The open-source community has contributed numerous optimization guides and deployment templates. One particularly detailed resource at https://github.com/vllm-project/vllm provides production-ready configurations for various Qwen model sizes and hardware setups.

Some practitioners note that achieving peak throughput requires balancing multiple factors. Extremely large batch sizes can increase latency for individual requests, even as overall throughput climbs. Production deployments often target 80-90% of theoretical maximum throughput to maintain acceptable response times.

Broader Implications for AI Infrastructure

This level of performance fundamentally changes the economics of running large language models. Organizations can serve the same user base with fewer GPUs, or scale to dramatically larger audiences without proportional infrastructure expansion.
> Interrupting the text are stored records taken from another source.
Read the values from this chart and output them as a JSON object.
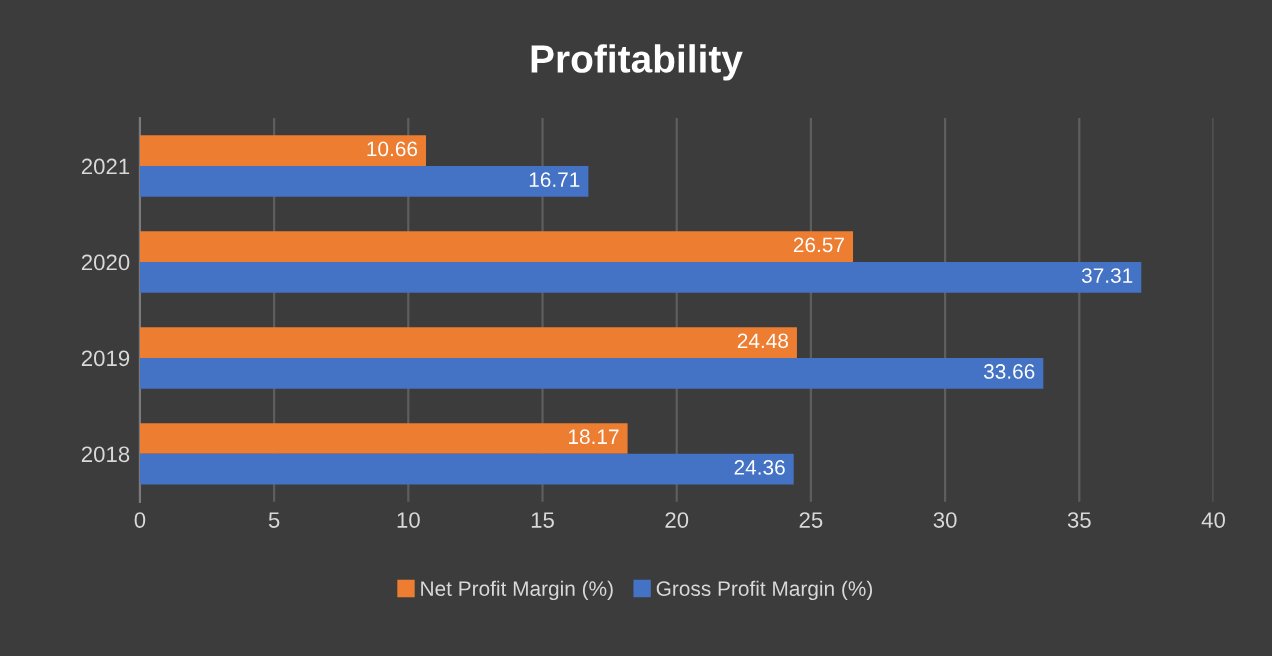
{
  "chart_data": {
    "type": "bar",
    "orientation": "horizontal",
    "title": "Profitability",
    "categories": [
      "2021",
      "2020",
      "2019",
      "2018"
    ],
    "series": [
      {
        "name": "Net Profit Margin (%)",
        "color": "#ed7d31",
        "values": [
          10.66,
          26.57,
          24.48,
          18.17
        ]
      },
      {
        "name": "Gross Profit Margin (%)",
        "color": "#4472c4",
        "values": [
          16.71,
          37.31,
          33.66,
          24.36
        ]
      }
    ],
    "xlim": [
      0,
      40
    ],
    "xticks": [
      0,
      5,
      10,
      15,
      20,
      25,
      30,
      35,
      40
    ],
    "grid": "x",
    "legend": "bottom",
    "data_labels": true
  }
}
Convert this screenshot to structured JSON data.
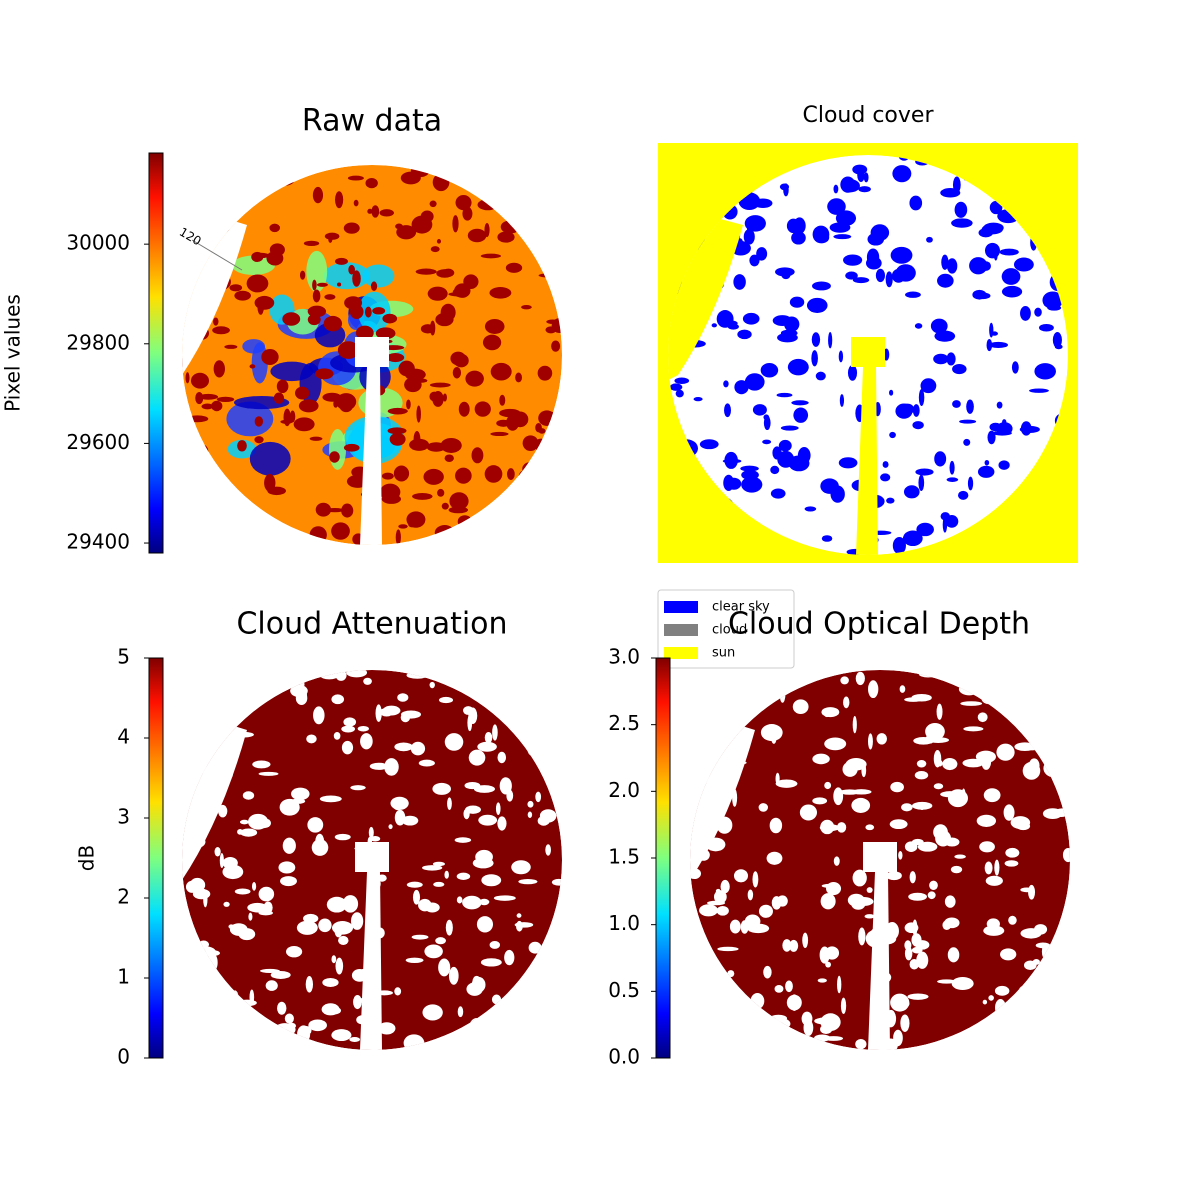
{
  "chart_data": [
    {
      "type": "image",
      "title": "Raw data",
      "colormap": "jet",
      "colorbar": {
        "label": "Pixel values",
        "ylim": [
          29380,
          30183
        ],
        "yticks": [
          29400,
          29600,
          29800,
          30000
        ]
      },
      "annotations": [
        "120"
      ]
    },
    {
      "type": "image",
      "title": "Cloud cover",
      "legend": {
        "position": "lower-left",
        "series": [
          {
            "name": "clear sky",
            "color": "#0000ff"
          },
          {
            "name": "cloud",
            "color": "#808080"
          },
          {
            "name": "sun",
            "color": "#ffff00"
          }
        ]
      }
    },
    {
      "type": "image",
      "title": "Cloud Attenuation",
      "colormap": "jet",
      "colorbar": {
        "label": "dB",
        "ylim": [
          0,
          5
        ],
        "yticks": [
          0,
          1,
          2,
          3,
          4,
          5
        ]
      }
    },
    {
      "type": "image",
      "title": "Cloud Optical Depth",
      "colormap": "jet",
      "colorbar": {
        "ylim": [
          0,
          3
        ],
        "yticks": [
          {
            "value": 0,
            "label": "0.0"
          },
          {
            "value": 0.5,
            "label": "0.5"
          },
          {
            "value": 1,
            "label": "1.0"
          },
          {
            "value": 1.5,
            "label": "1.5"
          },
          {
            "value": 2,
            "label": "2.0"
          },
          {
            "value": 2.5,
            "label": "2.5"
          },
          {
            "value": 3,
            "label": "3.0"
          }
        ]
      }
    }
  ]
}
The implications extend beyond cost savings. Lower latency and higher throughput enable new application patterns that weren’t previously viable. Real-time content generation, high-frequency API calls, and interactive multi-turn conversations all become more practical at scale.

For the open-source AI ecosystem, these results narrow the gap between proprietary and open models. When deployment efficiency improves this dramatically, organizations can run sophisticated open models with total costs approaching or beating API-based solutions. This shifts the build-versus-buy calculation for many AI applications, potentially accelerating adoption of locally-hosted models where data privacy and control matter most.